Wir empfehlen Benutzern dringend, ihre betroffenen Windows-DNS-Server zu patchen, um die Ausnutzung dieser Sicherheitsanfälligkeit zu verhindern.

Das Forschungsteam demonstriert den Remote-Code-Execution-Angriff in einem Video:

Schreiben im Microsoft Security Response Center, Microsofts Mechele Gruhn sagt:

Heute haben wir ein Update veröffentlicht für CVE-2020-1350, eine kritische Sicherheitsanfälligkeit durch Remote Code Execution (RCE) in Windows DNS Server, die als „wurmfähige“ Sicherheitsanfälligkeit eingestuft wird und einen CVSS-Basiswert von aufweist 10,0. Dieses Problem resultiert aus einem Fehler in der Implementierung der DNS-Serverrolle von Microsoft und betrifft alle Windows Server-Versionen. Nicht von Microsoft stammende DNS-Server sind nicht betroffen.
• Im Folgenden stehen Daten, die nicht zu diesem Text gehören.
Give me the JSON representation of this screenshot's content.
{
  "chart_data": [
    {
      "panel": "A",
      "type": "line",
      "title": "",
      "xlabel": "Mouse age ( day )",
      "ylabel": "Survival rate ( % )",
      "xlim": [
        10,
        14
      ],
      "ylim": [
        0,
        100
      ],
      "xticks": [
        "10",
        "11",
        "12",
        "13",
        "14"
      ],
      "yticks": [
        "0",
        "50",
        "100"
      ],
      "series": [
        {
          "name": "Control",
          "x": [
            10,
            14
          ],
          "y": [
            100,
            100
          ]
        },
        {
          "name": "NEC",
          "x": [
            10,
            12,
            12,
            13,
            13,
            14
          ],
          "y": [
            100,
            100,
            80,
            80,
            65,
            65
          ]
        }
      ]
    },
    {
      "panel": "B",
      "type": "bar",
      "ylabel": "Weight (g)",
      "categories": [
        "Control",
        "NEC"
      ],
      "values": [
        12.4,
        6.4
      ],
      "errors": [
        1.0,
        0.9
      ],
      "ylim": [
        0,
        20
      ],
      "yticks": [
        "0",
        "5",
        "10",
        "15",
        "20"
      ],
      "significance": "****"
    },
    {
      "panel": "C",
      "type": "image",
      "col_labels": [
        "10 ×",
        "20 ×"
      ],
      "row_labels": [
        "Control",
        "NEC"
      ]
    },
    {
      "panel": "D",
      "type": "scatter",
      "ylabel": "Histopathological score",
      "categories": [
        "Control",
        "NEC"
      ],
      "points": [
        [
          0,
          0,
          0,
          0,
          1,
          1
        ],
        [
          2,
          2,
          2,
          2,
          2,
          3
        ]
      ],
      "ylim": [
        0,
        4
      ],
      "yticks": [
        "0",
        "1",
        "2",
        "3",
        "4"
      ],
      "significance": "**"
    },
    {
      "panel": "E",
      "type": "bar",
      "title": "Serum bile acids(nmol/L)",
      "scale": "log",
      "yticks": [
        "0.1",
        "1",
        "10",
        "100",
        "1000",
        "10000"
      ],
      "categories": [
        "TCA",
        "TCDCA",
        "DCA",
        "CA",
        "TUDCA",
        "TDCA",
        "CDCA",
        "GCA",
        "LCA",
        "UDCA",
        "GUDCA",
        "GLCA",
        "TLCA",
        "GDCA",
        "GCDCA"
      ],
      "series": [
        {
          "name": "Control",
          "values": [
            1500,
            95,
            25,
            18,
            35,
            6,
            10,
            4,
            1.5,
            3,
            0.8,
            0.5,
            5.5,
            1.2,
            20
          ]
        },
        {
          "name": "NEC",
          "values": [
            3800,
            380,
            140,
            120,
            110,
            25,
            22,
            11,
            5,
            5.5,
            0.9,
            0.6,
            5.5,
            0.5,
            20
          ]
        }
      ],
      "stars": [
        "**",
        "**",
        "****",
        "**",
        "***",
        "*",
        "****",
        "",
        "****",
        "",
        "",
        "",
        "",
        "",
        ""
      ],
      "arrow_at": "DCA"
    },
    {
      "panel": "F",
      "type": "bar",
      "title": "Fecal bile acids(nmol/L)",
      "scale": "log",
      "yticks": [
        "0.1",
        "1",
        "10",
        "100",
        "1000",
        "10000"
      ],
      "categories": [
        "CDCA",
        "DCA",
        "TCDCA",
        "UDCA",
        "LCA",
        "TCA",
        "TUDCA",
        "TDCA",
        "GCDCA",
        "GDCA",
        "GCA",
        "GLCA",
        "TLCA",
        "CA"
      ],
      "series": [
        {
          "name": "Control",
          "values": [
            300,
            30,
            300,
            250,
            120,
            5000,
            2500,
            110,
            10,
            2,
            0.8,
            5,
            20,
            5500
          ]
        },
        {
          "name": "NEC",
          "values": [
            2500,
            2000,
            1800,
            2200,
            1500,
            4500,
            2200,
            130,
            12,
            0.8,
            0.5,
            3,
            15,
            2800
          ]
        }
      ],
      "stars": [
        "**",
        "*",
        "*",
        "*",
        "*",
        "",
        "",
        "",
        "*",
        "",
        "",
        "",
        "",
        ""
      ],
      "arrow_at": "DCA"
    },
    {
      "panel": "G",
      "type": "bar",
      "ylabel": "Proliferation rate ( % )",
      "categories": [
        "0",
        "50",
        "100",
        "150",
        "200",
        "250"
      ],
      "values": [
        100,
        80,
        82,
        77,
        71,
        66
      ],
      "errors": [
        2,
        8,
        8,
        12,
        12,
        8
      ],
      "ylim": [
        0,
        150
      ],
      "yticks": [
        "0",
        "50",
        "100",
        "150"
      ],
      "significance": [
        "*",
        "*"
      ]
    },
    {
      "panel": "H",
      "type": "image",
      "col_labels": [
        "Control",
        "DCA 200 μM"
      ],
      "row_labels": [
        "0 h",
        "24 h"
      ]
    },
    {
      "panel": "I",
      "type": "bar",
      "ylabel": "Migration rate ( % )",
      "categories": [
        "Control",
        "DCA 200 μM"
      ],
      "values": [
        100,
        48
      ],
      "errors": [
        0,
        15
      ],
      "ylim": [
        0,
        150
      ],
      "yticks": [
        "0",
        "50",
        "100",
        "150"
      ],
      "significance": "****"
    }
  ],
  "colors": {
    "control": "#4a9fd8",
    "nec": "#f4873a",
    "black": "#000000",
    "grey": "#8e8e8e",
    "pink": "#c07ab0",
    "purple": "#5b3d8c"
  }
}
Wormable-Sicherheitslücken können sich ohne Benutzerinteraktion über Malware zwischen anfälligen Computern ausbreiten. Windows DNS Server ist eine zentrale Netzwerkkomponente. Obwohl derzeit nicht bekannt ist, dass diese Sicherheitsanfälligkeit bei aktiven Angriffen ausgenutzt wird, ist es wichtig, dass Kunden Windows-Updates installieren, um diese Sicherheitsanfälligkeit so schnell wie möglich zu beheben.

Jeder, der die automatische Aktualisierung aktiviert hat, wird den Fix geliefert, aber Microsoft ist sich bewusst, dass nicht alle Systeme sofort aktualisiert werden können. Für Systemadministratoren in dieser Position bietet das Unternehmen Details zu einer registrierungsbasierten Problemumgehung.

Um diese Sicherheitsanfälligkeit zu umgehen, nehmen Sie die folgende Registrierungsänderung vor, um die Größe des größten zulässigen eingehenden TCP-basierten DNS-Antwortpakets einzuschränken:

HKEY_LOCAL_MACHINESYSTEMCurrentControlSetServicesDNSParameters

TcpReceivePacketSize

Wert = 0xFF00

Notiz Sie müssen den DNS-Dienst neu starten, damit die Registrierungsänderung wirksam wird.

  • Der Standardwert (auch maximal) = 0xFFFF
  • Der empfohlene Wert = 0xFF00 (255 Byte weniger als das Maximum)

Nachdem die Problemumgehung implementiert wurde, kann ein Windows-DNS-Server DNS-Namen für seine Clients nicht auflösen, wenn die DNS-Antwort vom Upstream-Server größer als 65280 Byte ist.

Microsoft weist darauf hin, dass dieser Workaround nicht ohne potenzielle Probleme ist:

TCP-basierte DNS-Antwortpakete, die den empfohlenen Wert überschreiten, werden ohne Fehler verworfen, so dass es möglich ist, dass einige Anfragen nicht beantwortet werden. Dies könnte zu einem unerwarteten Ausfall führen. Ein DNS-Server wird von dieser Problemumgehung nur dann negativ beeinflusst, wenn er gültige TCP-Antworten empfängt, die größer sind als in der vorherigen Risikominderung zulässig (über 65.280 Byte).

Bildnachweis: Verschiedene Fotografie / Shutterstock



Vorheriger ArtikelKaspersky meldet Apple den Antimonopolbehörden wegen des Umgangs mit seinen Apps
Nächster ArtikelMicrosoft Flight Simulator landet in Kürze auf Windows 10

Kommentieren Sie den Artikel

Bitte geben Sie Ihren Kommentar ein!